MSOE Innovation Center and Data Center

The Milwaukee School of Engineering is building a $76.5 million engineering building—the Robert D. Kern Engineering Innovation Center—at the southeast corner of State and Milwaukee streets. The builder will include flexible labs, AI, and robotics. This will be a space that encourages collaboration and firsthand learning in the Innovation Center.

The roadmap for the AI future involves technological advancements, such as the emergence of AI agents and self-improving systems, alongside a focus on policy and societal integration, including setting safety standards, upskilling the workforce, and managing job displacement. Rapid technological advancements, industry investment, and increasing AI adoption across sectors are shaping the future of AI. Artificial intelligence is changing every sector of society, but its rapid growth comes with a real footprint in energy, water, and carbon, according to a study by David Nutt from Cornell University.

 “I think the reality is nobody knows for sure. I can come up with some guesses, but that’s about as far as I can go. So, it’s clear that AI, specifically generative AI, will continue to find its way into our lives in many different ways. And so, yeah, it will continue to grow. “But it’s clear that technology is continuing to solve more complex problems, and those problems tend to be useful ones that we get value from. So, it will continue to grow. Just a matter of how,” said Derek Riley, Ph.D. Director of Computer Science, Milwaukee School of Engineering.

The impact of AI on society is complex. AI can deliver positive outcomes, including improved and personalized services. However, it raises concerns regarding job displacement, biased decision-making, privacy infringement, and social inequalities. The net impact of AI on society will depend on ethical considerations, responsible deployment, and inclusiveness, according to a study by Mike Trojecki from IIot World. AI can lead to job loss. AI can be biased in how it is used and in how jobs should be done.

“But AI more broadly has been demonstrated to be useful, and so I think it will continue to find its way into our lives in lots of different ways. And so, I think it will continue to grow; how rapidly it will grow is really a business question. However, it’s clear that technology continues to solve increasingly complex problems, and these problems tend to be useful ones that yield value. So, I think it will continue to grow. Just a matter of how,” said Riley.
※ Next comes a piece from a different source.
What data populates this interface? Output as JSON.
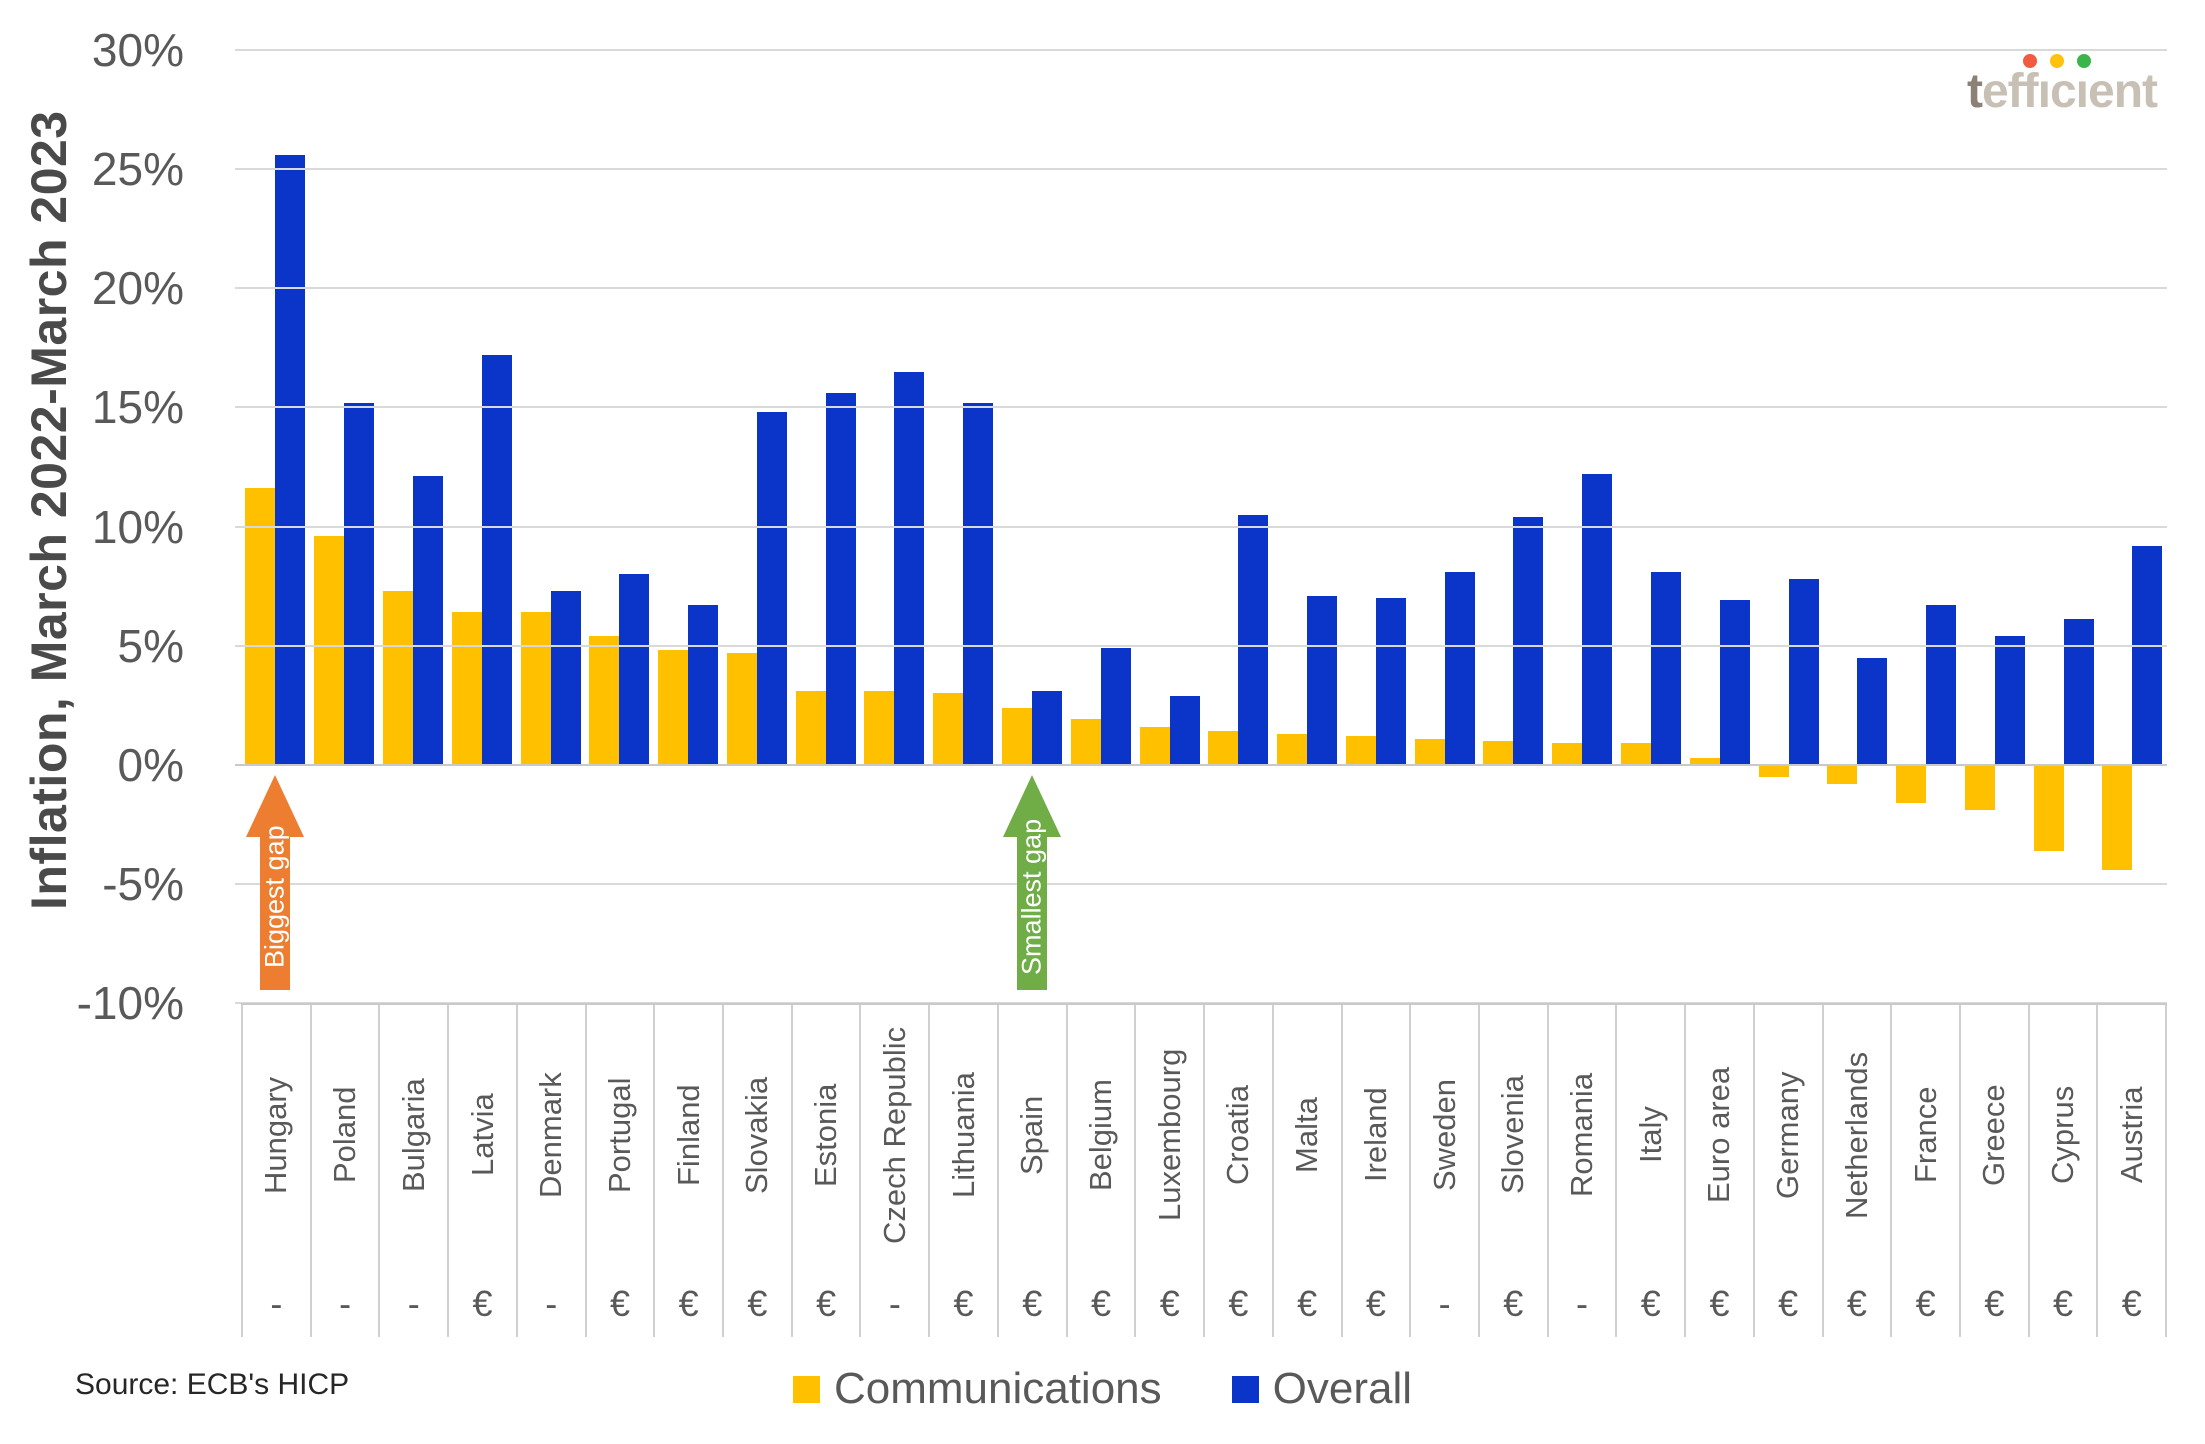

Wisconsin is becoming a hub for data centers due to its abundant water for cooling, available land, cool climate, and existing infrastructure, combined with a favorable business environment and lower costs than in other regions. There are at least 47 data centers currently up and/or proposed in Wisconsin. Businesses rush to take advantage of accessible water, affordable electricity, and the state’s cool climate. Wisconsin has robust infrastructure, including secure and reliable fiber optic connections, and a large and skilled construction industry, which are some of the things that make Wisconsin a hub for data centers.

“People are using more data, are more demanding, and require more computational power. The companies that provide that, the major cloud service providers, are trying to meet that demand. And so, they do what businesses do,” Riley said.

“They try to do it in the most cost-effective way possible. The high costs for data centers are electricity and water. And so Wisconsin offers, you know, a good combination of those two sorts of price points, and so that’s. The reality is, there’s a data center boom everywhere that isn’t hostile towards data centers. So Wisconsin is necessarily leading the pack, but we’ve got a few high-profile ones recently because there’s been huge growth in that space. So Wisconsin is just, you know, part of that growth,” said Riley.

Data centers can reduce their long-term digital footprint by transitioning to renewable energy, improving energy and water efficiency through power management systems and advanced cooling, optimizing data storage and virtualization, and leveraging AI for dynamic workload management.

The initial energy concerns in computing were consumer-driven, such as improving battery life in mobile devices. Today, the focus is shifting to environmental sustainability, carbon footprint reduction, and making AI models more energy efficient. AI, particularly large language models, requires enormous computational resources. Makers. The implementation of power management systems to automatically shut down idle servers and continuously monitor and optimize the facility’s energy usage effectiveness at the data center.

In addition, “Yes, so I would say that, for AI to work, there are plenty of AI algorithms that don’t require a data center to operate. In fact, on a modern cell phone, there are dozens, if not hundreds, of AI applications that can run right on the device. So, data centers themselves aren’t explicitly needed for AI. But they’re really used when there are large AI models that are very capable, the models behind ChatGPT or Gemini, one of those. They are big enough to run in a data center. If you’re training new AI models, those are also generally large enough to require a data center,” said Riley.

The required level of human oversight for an AI data center depends on the risk involved, with high-risk systems needing continuous oversight and the ability to intervene. This may include a technology that can monitor the system, verify inputs and outputs, and have the authority to stop or correct the data. The extent of oversight also varies based on factors such as the system’s purpose and the safety, control, and security measures in place. The less oversight a human can exert over an AI system, the more testing and governance are needed to ensure the system produces accurate and reliable outputs. It will be a designated person who must be able to oversee the system’s operation, so nothing goes wrong with the system.